Dann klebe ich darüber die Lenkerauflage fest und lege schlussendlich die Gelauflage oben drauf.

LEIDER!!! gibt es im Moment das Roubaix-Lenkerband nicht in Pink, daher ist es ein schwarzes geworden, das wird auch nicht so schnell dreckig.

Wenn dann die Unterkonstruktion in Position ist, es lohnt sich schon hier auf exakte Symetrie zu achten, wenn man später ein gleiche Griffgefühl möchte, geht es daran das Lenkerband zu wickeln.

Das habe ich schon ein paar mal gemacht und bekomme es nun ganz gut hin!

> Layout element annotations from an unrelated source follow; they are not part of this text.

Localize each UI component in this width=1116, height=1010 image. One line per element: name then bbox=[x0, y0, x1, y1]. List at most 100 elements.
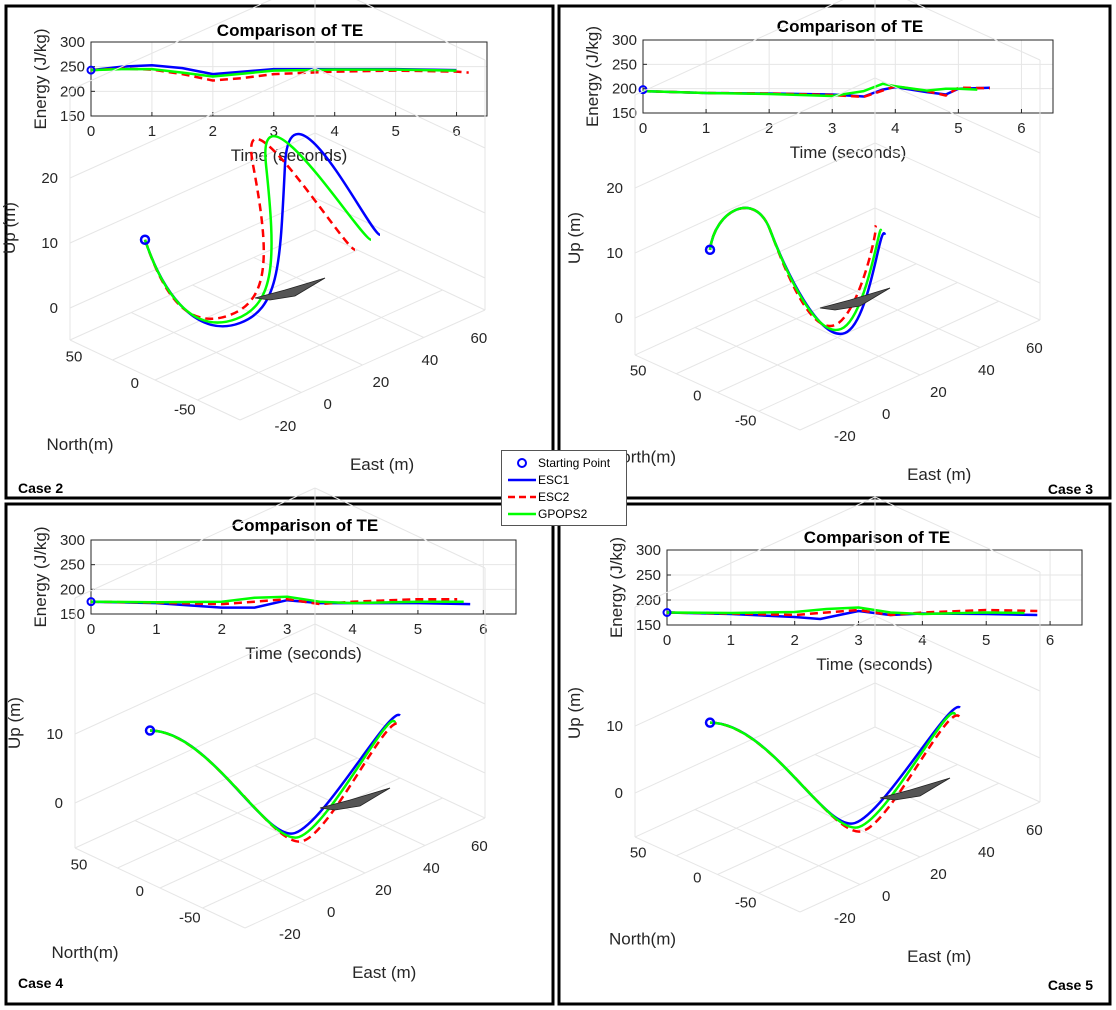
x-tick-label: 3 bbox=[828, 120, 836, 137]
start-marker-icon bbox=[517, 458, 527, 468]
chart-title: Comparison of TE bbox=[777, 17, 923, 36]
plot-area-frame bbox=[90, 539, 517, 615]
east-axis-label: East (m) bbox=[907, 947, 971, 966]
east-tick-label: 0 bbox=[327, 904, 335, 921]
trajectory-gpops2 bbox=[143, 135, 372, 324]
east-tick-label: 60 bbox=[1026, 822, 1043, 839]
trajectory-esc2 bbox=[708, 206, 877, 328]
north-tick-label: 50 bbox=[630, 845, 647, 862]
east-tick-label: 60 bbox=[471, 330, 488, 347]
x-tick-label: 3 bbox=[854, 632, 862, 649]
y-tick-label: 250 bbox=[612, 56, 637, 73]
legend-entry-start: Starting Point bbox=[502, 455, 626, 471]
east-tick-label: 20 bbox=[373, 374, 390, 391]
series-line-esc2 bbox=[90, 597, 458, 606]
east-axis-label: East (m) bbox=[907, 465, 971, 484]
floor-grid-line bbox=[814, 754, 981, 830]
series-line-gpops2 bbox=[90, 67, 457, 78]
y-tick-label: 250 bbox=[60, 557, 85, 574]
legend-entry-esc1: ESC1 bbox=[502, 472, 626, 488]
trajectory-gpops2 bbox=[149, 719, 397, 839]
east-tick-label: 0 bbox=[324, 396, 332, 413]
z-axis-label: Up (m) bbox=[0, 202, 19, 254]
z-grid-line bbox=[69, 67, 316, 179]
start-point-marker bbox=[86, 65, 96, 75]
wall-edge bbox=[314, 487, 486, 569]
z-tick-label: 20 bbox=[606, 180, 623, 197]
trajectory-esc1 bbox=[708, 206, 887, 336]
y-tick-label: 150 bbox=[60, 108, 85, 125]
x-tick-label: 5 bbox=[414, 621, 422, 638]
z-tick-label: 0 bbox=[55, 795, 63, 812]
x-tick-label: 5 bbox=[391, 123, 399, 140]
z-grid-line bbox=[69, 132, 316, 244]
z-tick-label: 10 bbox=[46, 726, 63, 743]
floor-grid-line bbox=[676, 745, 917, 857]
z-grid-line bbox=[874, 682, 1041, 759]
bird-icon bbox=[319, 787, 391, 811]
chart-title: Comparison of TE bbox=[232, 516, 378, 535]
floor-grid-line bbox=[112, 249, 358, 361]
north-tick-label: -50 bbox=[174, 402, 196, 419]
north-tick-label: 0 bbox=[693, 870, 701, 887]
case-label: Case 3 bbox=[1048, 481, 1093, 497]
case-label: Case 4 bbox=[18, 975, 63, 991]
wall-edge bbox=[356, 0, 486, 61]
bird-icon bbox=[254, 277, 326, 301]
x-axis-label: Time (seconds) bbox=[231, 146, 348, 165]
series-line-gpops2 bbox=[666, 606, 1025, 616]
case-label: Case 2 bbox=[18, 480, 63, 496]
floor-grid-line bbox=[676, 263, 917, 375]
x-tick-label: 6 bbox=[479, 621, 487, 638]
floor-grid-line bbox=[159, 777, 401, 889]
floor-grid-line bbox=[117, 757, 358, 869]
z-grid-line bbox=[634, 142, 876, 254]
z-grid-line bbox=[314, 67, 486, 149]
x-tick-label: 2 bbox=[218, 621, 226, 638]
trajectory-esc2 bbox=[709, 714, 962, 833]
trajectory-esc1 bbox=[709, 706, 962, 825]
x-tick-label: 2 bbox=[765, 120, 773, 137]
east-tick-label: 40 bbox=[978, 844, 995, 861]
z-grid-line bbox=[314, 197, 486, 279]
y-tick-label: 150 bbox=[636, 617, 661, 634]
legend-label-gpops2: GPOPS2 bbox=[538, 507, 588, 521]
z-tick-label: 0 bbox=[50, 300, 58, 317]
floor-grid-line bbox=[253, 257, 424, 338]
north-tick-label: 0 bbox=[136, 883, 144, 900]
x-tick-label: 0 bbox=[639, 120, 647, 137]
x-tick-label: 0 bbox=[87, 621, 95, 638]
z-axis-label: Up (m) bbox=[5, 697, 24, 749]
x-tick-label: 1 bbox=[702, 120, 710, 137]
x-tick-label: 4 bbox=[331, 123, 339, 140]
trajectory-start-marker bbox=[144, 725, 156, 736]
x-tick-label: 6 bbox=[1017, 120, 1025, 137]
z-grid-line bbox=[634, 77, 876, 189]
north-axis-label: North(m) bbox=[46, 435, 113, 454]
north-tick-label: 0 bbox=[693, 388, 701, 405]
x-tick-label: 5 bbox=[954, 120, 962, 137]
y-tick-label: 300 bbox=[60, 532, 85, 549]
panel-border bbox=[557, 502, 1112, 1006]
wall-edge bbox=[69, 0, 272, 91]
east-tick-label: 60 bbox=[471, 838, 488, 855]
wall-edge bbox=[634, 496, 876, 608]
z-tick-label: 10 bbox=[41, 235, 58, 252]
north-axis-label: North(m) bbox=[51, 943, 118, 962]
x-tick-label: 4 bbox=[918, 632, 926, 649]
x-axis-label: Time (seconds) bbox=[245, 644, 362, 663]
z-grid-line bbox=[634, 207, 876, 319]
z-axis-label: Up (m) bbox=[565, 687, 584, 739]
z-grid-line bbox=[74, 623, 316, 735]
north-tick-label: -50 bbox=[179, 910, 201, 927]
start-point-marker bbox=[86, 597, 96, 607]
east-tick-label: -20 bbox=[834, 910, 856, 927]
legend-label-esc1: ESC1 bbox=[538, 473, 570, 487]
east-tick-label: 40 bbox=[422, 352, 439, 369]
chart-title: Comparison of TE bbox=[804, 528, 950, 547]
east-tick-label: -20 bbox=[834, 428, 856, 445]
y-tick-label: 300 bbox=[60, 34, 85, 51]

Ich fange unten am Lenkerstopfen an un wickle von innen nach außen! Die erste Umrundung des Lenkers so, dass das Lenkerband auch gut im Lenkerstofen verschwindet, die anderen Wicklungen dann mit circa halber Überlappung, vielleicht etwas weniger, auch hier lieber einige Wicklungen wiederholen und auf Symetrie achten. Das erfordert manchmal etwas Geduld...

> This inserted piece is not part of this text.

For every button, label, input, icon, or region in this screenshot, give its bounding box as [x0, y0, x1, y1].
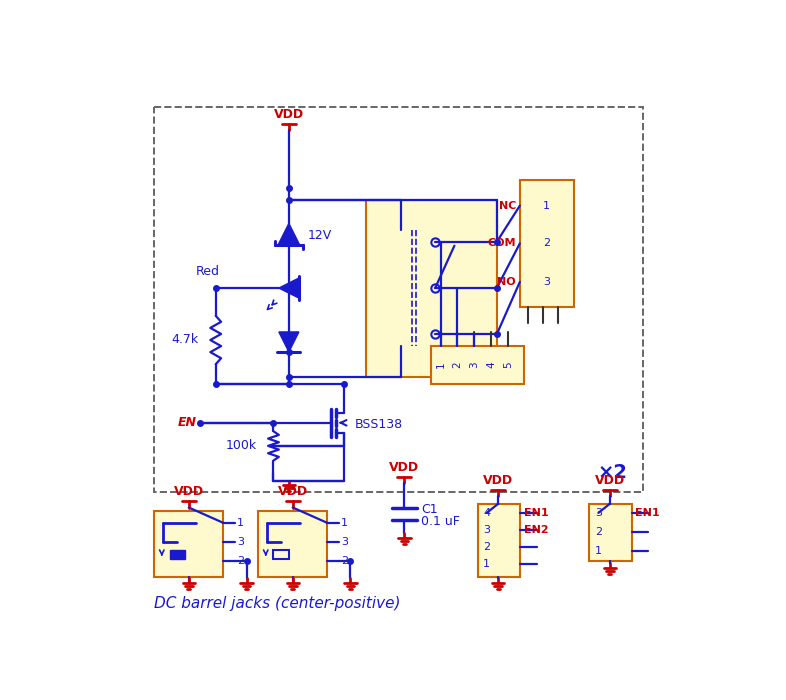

Am Griff angekommen, gibt es verschiedene Optionen, ich wickle so, dass ich dieses mitgelieferte Extrastück Lenkerband nicht benötige, erst untenrum, dann nach oben und dann einige Umwicklungen weiter. Dann kann ich schonmal das Gummi vom Griff zurück klappen und gucke, ob mir das Ergebnis optisch gefällt. Ich brauche 2-3 Anläufe bis ich es gut finde und am Oberlenker weiter wickeln kann.

 

Das Ende schneide ich mit einer Schere so ab, dass man einen graden Abschluss bekommt und fixiere es mit Klebeband.

Viola.

Alles Montiert!

 

Dann die 1. Testfahrt: SENSATIONELLES SCHALTERLEBNIS! WOAHH!! Steht einem Neurad in nichts nach und fühlt sich klasse an, das hätte ich schon viel eher machen sollen...

 

Ladies und Gents, traut euch an euer Rad ran!

 

ich hab Lust auf mehr! Als nächstes steht der Kettentausch und der Einbau einer neuen Kassette auf dem Plan! Ich werde berichten! Das möchte ich nämlich auch selbst machen!